Part 1: De-identifying and processing data with Gretel Transform v2
De-identifying personally identifiable information (PII) is an essential initial step in data anonymization before creating synthetic data. For these and other data processing tasks, Gretel Transform v2 (Tv2) offers a strong and expandable framework.
Tv2 handles huge datasets efficiently by combining named entity recognition (NER) skills with sophisticated transformation algorithms. Tv2 is a flexible tool in the data preparation pipeline as it may be used for preprocessing, formatting, and data cleaning in addition to PII de-identification. Study up on Gretel Transform v2.
Step 1: Convert your BigQuery table into a BigFrames DataFrame.
A portion of the DataFrame that it will be transforming is shown in the table below. Based on the value of the sex
column, to generate new first and last names after hashing the patient_id
column.
patient_id first_name last_name sex race
pmc-6545753-1 Antonio Fernandez Male Hispanic
pmc-6192350-1 Ana Silva Female Other
pmc-6332555-4 Lina Chan Female Asian
pmc-6089485-1 Omar Hassan Male Black or African American
pmc-6100673-1 Aisha Khan Female Asian
Step 2: Work with Gretel to transform the data.
Step 3: Explore the de-identified data.
# Take a look at the newly transformed BigFrames DataFrame
transformed_df = transform_results.transformed_df
transformed_df.peek()
A comparison of the original and de-identified data may be seen below.
Original:
patient_id first_name last_name sex race
pmc-6545753-1 Antonio Fernandez Male Hispanic
pmc-6192350-1 Ana Silva Female Other
pmc-6332555-4 Lina Chan Female Asian
pmc-6089485-1 Omar Hassan Male Black or African American
pmc-6100673-1 Aisha Khan Female Asian
De-identified:
patient_id first_name last_name sex race
389b63f369 John Hampton Male Hispanic
eff31024e6 Christine Carlson Female Other
8af37475b6 Sarah Moore Female Asian
7bd5f08fb8 Russell Zhang Male Black or African American
1628622e23 Stacy Wilkinson Female Asian
Part 2: Generating synthetic data with Navigator Fine Tuning (LLM-based)
Gretel Navigator Fine Tuning (NavFT) refines pre-trained models on your datasets to provide high-quality, domain-specific synthetic data. Important characteristics include:
- Manages a variety of data formats, including time series, JSON, free text, category, and numerical.
- Maintains intricate connections between rows and data kinds.
- May provide significant novel patterns, which might enhance the performance of ML/AI tasks.
- Combines privacy protection with data usefulness.

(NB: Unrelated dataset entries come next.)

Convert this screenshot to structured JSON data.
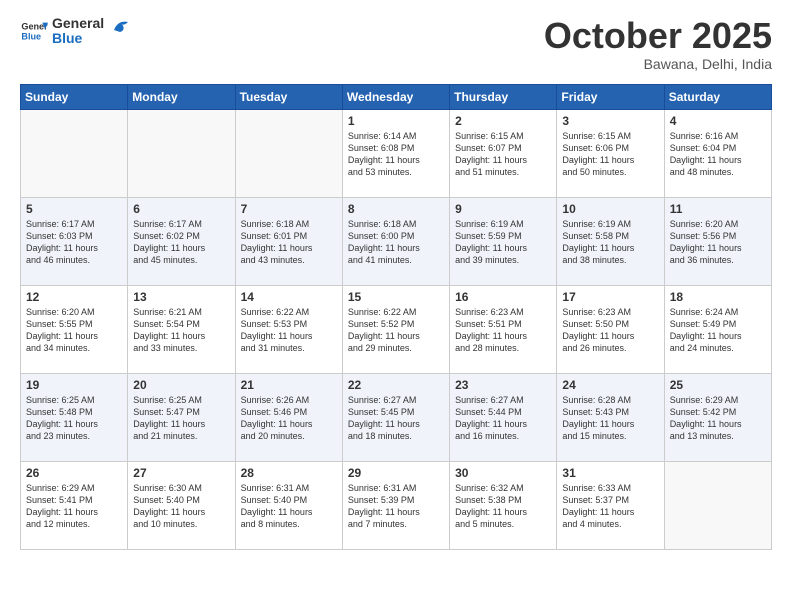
{
  "logo": {
    "text_general": "General",
    "text_blue": "Blue"
  },
  "header": {
    "month": "October 2025",
    "location": "Bawana, Delhi, India"
  },
  "weekdays": [
    "Sunday",
    "Monday",
    "Tuesday",
    "Wednesday",
    "Thursday",
    "Friday",
    "Saturday"
  ],
  "weeks": [
    [
      {
        "day": "",
        "text": ""
      },
      {
        "day": "",
        "text": ""
      },
      {
        "day": "",
        "text": ""
      },
      {
        "day": "1",
        "text": "Sunrise: 6:14 AM\nSunset: 6:08 PM\nDaylight: 11 hours\nand 53 minutes."
      },
      {
        "day": "2",
        "text": "Sunrise: 6:15 AM\nSunset: 6:07 PM\nDaylight: 11 hours\nand 51 minutes."
      },
      {
        "day": "3",
        "text": "Sunrise: 6:15 AM\nSunset: 6:06 PM\nDaylight: 11 hours\nand 50 minutes."
      },
      {
        "day": "4",
        "text": "Sunrise: 6:16 AM\nSunset: 6:04 PM\nDaylight: 11 hours\nand 48 minutes."
      }
    ],
    [
      {
        "day": "5",
        "text": "Sunrise: 6:17 AM\nSunset: 6:03 PM\nDaylight: 11 hours\nand 46 minutes."
      },
      {
        "day": "6",
        "text": "Sunrise: 6:17 AM\nSunset: 6:02 PM\nDaylight: 11 hours\nand 45 minutes."
      },
      {
        "day": "7",
        "text": "Sunrise: 6:18 AM\nSunset: 6:01 PM\nDaylight: 11 hours\nand 43 minutes."
      },
      {
        "day": "8",
        "text": "Sunrise: 6:18 AM\nSunset: 6:00 PM\nDaylight: 11 hours\nand 41 minutes."
      },
      {
        "day": "9",
        "text": "Sunrise: 6:19 AM\nSunset: 5:59 PM\nDaylight: 11 hours\nand 39 minutes."
      },
      {
        "day": "10",
        "text": "Sunrise: 6:19 AM\nSunset: 5:58 PM\nDaylight: 11 hours\nand 38 minutes."
      },
      {
        "day": "11",
        "text": "Sunrise: 6:20 AM\nSunset: 5:56 PM\nDaylight: 11 hours\nand 36 minutes."
      }
    ],
    [
      {
        "day": "12",
        "text": "Sunrise: 6:20 AM\nSunset: 5:55 PM\nDaylight: 11 hours\nand 34 minutes."
      },
      {
        "day": "13",
        "text": "Sunrise: 6:21 AM\nSunset: 5:54 PM\nDaylight: 11 hours\nand 33 minutes."
      },
      {
        "day": "14",
        "text": "Sunrise: 6:22 AM\nSunset: 5:53 PM\nDaylight: 11 hours\nand 31 minutes."
      },
      {
        "day": "15",
        "text": "Sunrise: 6:22 AM\nSunset: 5:52 PM\nDaylight: 11 hours\nand 29 minutes."
      },
      {
        "day": "16",
        "text": "Sunrise: 6:23 AM\nSunset: 5:51 PM\nDaylight: 11 hours\nand 28 minutes."
      },
      {
        "day": "17",
        "text": "Sunrise: 6:23 AM\nSunset: 5:50 PM\nDaylight: 11 hours\nand 26 minutes."
      },
      {
        "day": "18",
        "text": "Sunrise: 6:24 AM\nSunset: 5:49 PM\nDaylight: 11 hours\nand 24 minutes."
      }
    ],
    [
      {
        "day": "19",
        "text": "Sunrise: 6:25 AM\nSunset: 5:48 PM\nDaylight: 11 hours\nand 23 minutes."
      },
      {
        "day": "20",
        "text": "Sunrise: 6:25 AM\nSunset: 5:47 PM\nDaylight: 11 hours\nand 21 minutes."
      },
      {
        "day": "21",
        "text": "Sunrise: 6:26 AM\nSunset: 5:46 PM\nDaylight: 11 hours\nand 20 minutes."
      },
      {
        "day": "22",
        "text": "Sunrise: 6:27 AM\nSunset: 5:45 PM\nDaylight: 11 hours\nand 18 minutes."
      },
      {
        "day": "23",
        "text": "Sunrise: 6:27 AM\nSunset: 5:44 PM\nDaylight: 11 hours\nand 16 minutes."
      },
      {
        "day": "24",
        "text": "Sunrise: 6:28 AM\nSunset: 5:43 PM\nDaylight: 11 hours\nand 15 minutes."
      },
      {
        "day": "25",
        "text": "Sunrise: 6:29 AM\nSunset: 5:42 PM\nDaylight: 11 hours\nand 13 minutes."
      }
    ],
    [
      {
        "day": "26",
        "text": "Sunrise: 6:29 AM\nSunset: 5:41 PM\nDaylight: 11 hours\nand 12 minutes."
      },
      {
        "day": "27",
        "text": "Sunrise: 6:30 AM\nSunset: 5:40 PM\nDaylight: 11 hours\nand 10 minutes."
      },
      {
        "day": "28",
        "text": "Sunrise: 6:31 AM\nSunset: 5:40 PM\nDaylight: 11 hours\nand 8 minutes."
      },
      {
        "day": "29",
        "text": "Sunrise: 6:31 AM\nSunset: 5:39 PM\nDaylight: 11 hours\nand 7 minutes."
      },
      {
        "day": "30",
        "text": "Sunrise: 6:32 AM\nSunset: 5:38 PM\nDaylight: 11 hours\nand 5 minutes."
      },
      {
        "day": "31",
        "text": "Sunrise: 6:33 AM\nSunset: 5:37 PM\nDaylight: 11 hours\nand 4 minutes."
      },
      {
        "day": "",
        "text": ""
      }
    ]
  ]
}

By utilizing the advantages of domain-specific pre-trained models, NavFT expands on Gretel Navigator’s capabilities and makes it possible to create synthetic data that captures the subtleties of your particular data, such as the distributions and correlations for numeric, categorical, and other column types.

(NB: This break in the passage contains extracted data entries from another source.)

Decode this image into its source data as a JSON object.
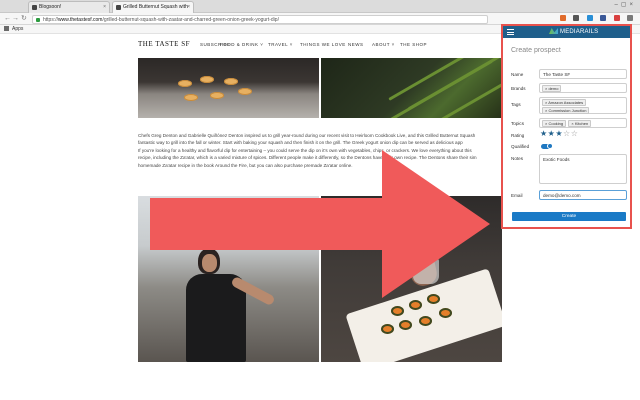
{
  "browser": {
    "tabs": [
      {
        "label": "Blogsoon!"
      },
      {
        "label": "Grilled Butternut Squash with"
      }
    ],
    "url_prefix": "https://",
    "url_domain": "www.thetastesf.com",
    "url_path": "/grilled-butternut-squash-with-zaatar-and-charred-green-onion-greek-yogurt-dip/",
    "bookmarks_label": "Apps"
  },
  "site": {
    "logo": "THE TASTE SF",
    "nav": [
      "SUBSCRIBE",
      "FOOD & DRINK ˅",
      "TRAVEL ˅",
      "THINGS WE LOVE",
      "NEWS",
      "ABOUT ˅",
      "THE SHOP"
    ],
    "article_lines": [
      "Chefs Greg Denton and Gabrielle Quiñónez Denton inspired us to grill year-round during our recent visit to Heirloom Cookbook Live, and this Grilled Butternut Squash",
      "fantastic way to grill into the fall or winter. Start with baking your squash and then finish it on the grill. The Greek yogurt onion dip can be served as delicious app",
      "If you're looking for a healthy and flavorful dip for entertaining – you could serve the dip on it's own with vegetables, chips, or crackers. We love everything about this",
      "recipe, including the Za'atar, which is a varied mixture of spices. Different people make it differently, so the Dentons have their own recipe. The Dentons share their sim",
      "homemade Za'atar recipe in the book Around the Fire, but you can also purchase premade Za'atar online."
    ]
  },
  "extension": {
    "brand": "MEDIARAILS",
    "title": "Create prospect",
    "fields": {
      "name_label": "Name",
      "name_value": "The Taste SF",
      "brands_label": "Brands",
      "brands": [
        "demo"
      ],
      "tags_label": "Tags",
      "tags": [
        "Amazon Associates",
        "Commission Junction"
      ],
      "topics_label": "Topics",
      "topics": [
        "Cooking",
        "Kitchen"
      ],
      "rating_label": "Rating",
      "rating_value": 3,
      "rating_max": 5,
      "qualified_label": "Qualified",
      "qualified_on": true,
      "notes_label": "Notes",
      "notes_value": "Exotic Foods",
      "email_label": "Email",
      "email_value": "demo@demo.com"
    },
    "create_label": "Create"
  },
  "colors": {
    "brand_blue": "#1f5f8b",
    "button_blue": "#1a7ac6",
    "popup_border": "#e8524d",
    "arrow_red": "#f05a5a"
  }
}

Using the de-identified data from Part 1, it will refine a Gretel model in this example.
Step 1: Make a model better:
# Display the full report within this notebook
train_results.report.display_in_notebook()
Step 2: Retrieve the Quality Report for Gretel Synthetic Data:
Step 3: Create synthetic data using the optimized model, assess the privacy and quality of the data, and then publish the results back to a BQ table.
A few things to note about the synthetic data:
- Semantically accurate, the different modalities (free text, JSON structures) are completely synthetic and retained.
- The data are grouped by patient during creation due to the group-by/order-by hyperparameters that were used during fine-tuning.
How to use BigQuery with Gretel
This technical manual offers a starting point for creating and using synthetic data using Gretel AI and BigQuery DataFrame. You may use the potential of synthetic data to improve your data science, analytics, and artificial intelligence development processes while maintaining data privacy and compliance by examining the Gretel documentation and using these examples.